Rn 12
Zum Merkmal der ›Schriftlichkeit‹ in § 38 II 2 gibt es auf Grund des Anwendungsvorrangs der EuGVVO (früher des EuGVÜ) wenig höchstrichterliche Rspr. Da der Gesetzgeber aber § 38 II 2 bewusst Art 17 EuGVÜ nachgebildet hat, kann auf die Rspr zu Art 17 EuGVÜ/LugÜ bzw Art 23 EuGVVO aF zurückgegriffen werden (BGH NJW 93, 1070, 1071 [BGH 14.11.1991 - IX ZR 250/90]). Danach enthält das Merkmal ›Schriftlichkeit‹ keinen bloßen Verweis auf die materiell-rechtliche Vorschrift des § 126 BGB, so dass die auf den Abschluss der Gerichtsstandsvereinbarung gerichteten Erklärungen zwar von beiden Parteien verschriftet, nicht aber handschriftlich unterzeichnet sein müssen (St/J/Bork § 38 Rz 28; offengelassen: BGH NJW 01, 1731) und es überdies genügt, wenn dies in getrennten Schriftstücken (zB per Briefwechsel, vgl Ddorf OLGR 04, 208) geschehen ist, sofern aus ihnen die inhaltliche Übereinstimmung beider Erklärungen hinreichend deutlich hervorgeht (BGH NJW 01, 1731).

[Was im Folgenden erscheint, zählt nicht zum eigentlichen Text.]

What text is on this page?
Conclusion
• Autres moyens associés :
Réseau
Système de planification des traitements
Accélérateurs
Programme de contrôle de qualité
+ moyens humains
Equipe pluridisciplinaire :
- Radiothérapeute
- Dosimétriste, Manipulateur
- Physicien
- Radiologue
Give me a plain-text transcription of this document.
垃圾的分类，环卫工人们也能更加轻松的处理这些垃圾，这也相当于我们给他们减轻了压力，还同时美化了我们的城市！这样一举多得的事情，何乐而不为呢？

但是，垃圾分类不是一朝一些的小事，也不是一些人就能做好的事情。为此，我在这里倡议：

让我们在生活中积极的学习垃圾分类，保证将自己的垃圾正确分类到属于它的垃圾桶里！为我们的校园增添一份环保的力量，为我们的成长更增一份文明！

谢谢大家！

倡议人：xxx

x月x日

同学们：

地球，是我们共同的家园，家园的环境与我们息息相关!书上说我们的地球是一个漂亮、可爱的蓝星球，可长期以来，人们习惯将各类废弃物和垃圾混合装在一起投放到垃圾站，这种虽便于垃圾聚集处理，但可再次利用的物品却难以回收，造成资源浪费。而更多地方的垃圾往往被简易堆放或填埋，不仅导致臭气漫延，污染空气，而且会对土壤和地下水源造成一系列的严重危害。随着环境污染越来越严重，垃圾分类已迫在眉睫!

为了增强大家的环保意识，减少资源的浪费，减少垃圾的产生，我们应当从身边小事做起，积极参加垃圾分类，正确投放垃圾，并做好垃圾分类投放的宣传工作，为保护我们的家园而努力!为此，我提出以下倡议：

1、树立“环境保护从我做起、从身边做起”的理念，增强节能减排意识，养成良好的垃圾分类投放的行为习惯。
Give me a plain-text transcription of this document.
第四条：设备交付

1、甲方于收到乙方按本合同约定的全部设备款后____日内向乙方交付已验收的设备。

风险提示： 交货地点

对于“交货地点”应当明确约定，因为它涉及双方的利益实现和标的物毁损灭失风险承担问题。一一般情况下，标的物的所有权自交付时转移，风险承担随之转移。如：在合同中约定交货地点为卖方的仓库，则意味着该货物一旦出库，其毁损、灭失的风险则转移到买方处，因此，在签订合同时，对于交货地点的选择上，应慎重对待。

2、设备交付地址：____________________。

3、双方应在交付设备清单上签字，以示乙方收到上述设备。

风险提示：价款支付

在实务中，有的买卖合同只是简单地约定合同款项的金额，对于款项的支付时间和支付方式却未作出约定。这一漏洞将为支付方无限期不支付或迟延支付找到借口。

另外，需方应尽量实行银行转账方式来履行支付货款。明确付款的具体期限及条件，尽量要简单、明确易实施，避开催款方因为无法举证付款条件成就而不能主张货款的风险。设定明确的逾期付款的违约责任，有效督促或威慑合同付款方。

Die Rücksendung eines nur vom Empfänger, nicht aber vom Absender unterzeichneten Vertragstextes genügt der – auch aus Beweisgründen – gebotenen Formstrenge nicht (BGH NJW-RR 05, 150 [BGH 06.07.2004 - X ZR 171/02]), da es schon an der beweisbar verschrifteten Verkörperung des Geltungswillens durch beide Parteien fehlt. Eine Übermittlung der verschrifteten Erklärung durch moderne Fernkommunikationsmittel, die von vorneherein keine handschriftliche Unterzeichnung zulassen, ist vor dem Hintergrund dieser Auslegung auch ohne weiteres möglich (vgl BGH NJW 01, 1731 [BGH 22.02.2001 - IX ZR 19/00]). Die Verwendung von AGB schließt die Wahrung der ›Schriftlichkeit‹ nicht aus. Gleichwohl kann bei einem beiderseits unterzeichneten Vertragstext von einer Schriftlichkeit im Hinblick auf eine umseitig abgedruckte Gerichtsstandsklausel nur gesprochen werden, wenn bereits der unterzeichnete Text auf die rückseitigen AGB verweist und dieser Hinweis so deutlich ist, dass ihn die andere Partei bei Anwendung zumutbarer Sorgfalt zur Kenntnis nehmen konnte (Ddorf OLGR 04, 208; BayObLG BB 01, 1498 [BayObLG 11.04.2001 - 4 Z AR 29/01]).
Rn 13
§ 38 II 2 lässt zur Formwahrung auch ›halbe Schriftlichkeit‹, also die schriftliche Bestätigung einer bereits getroffenen Vereinbarung durch eine Partei, genügen. Grundvoraussetzung ist aber, dass die Parteien vor Zugang der Bestätigung nicht lediglich rechtlich unverbindlich über den Gerichtsstand gesprochen haben, sondern es muss zu einer mit Rechtsbindungswillen vorgenommenen echten Einigung der Parteien über diese Frage gekommen sein (BGH NJW 01, 1731, 1732 [BGH 22.02.2001 - IX ZR 19/00]; Saarbr OLGR 07, 862, 864). Die vorhergehende, nichtschriftliche Einigung muss allerdings nicht ausdrücklich bekundet worden sein. Vielmehr genügt es, wenn sich eine solche Willenseinigung eindeutig im Wege der Auslegung der zuvor ausgetauschten Willenserklärungen der Parteien ermitteln lässt (Saarbr OLGR 07, 862). Die Bestätigung ihrerseits muss so ausgefallen sein, dass sich ihr mit Gewissheit entnehmen lässt, dass die bestätigende Partei den mündlich besprochenen Vertragsinhalt, zu der die Gerichtsstandsklausel gehört, der sich aber auch auf dieselbe beschränken mag, zweifelsfrei bestätigt (BGH NJW 93, 1070, 1071). Die Bestätigung kann dabei von jeder der Parteien abgegeben werden, ohne dass es insoweit eine Rolle spielt, ob die bestätigende oder die andere Partei durch die Gerichtsstandsklausel belastet wird (BGH NJW 93, 1070, 1071 [BGH 14.11.1991 - IX ZR 250/90]). Schließlich setzt eine wirksame Bestätigung voraus, dass ihr Empfänger ihr nicht widersprochen hat und dass sie in hinreichendem zeitlichem Zusammenhang mit der zuvor getroffenen mündlichen Vereinbarung erfolgt (Ddorf NJW-RR 98, 1145, 1147 [OLG Düsseldorf 02.10.1997 - 12 U 180/96]).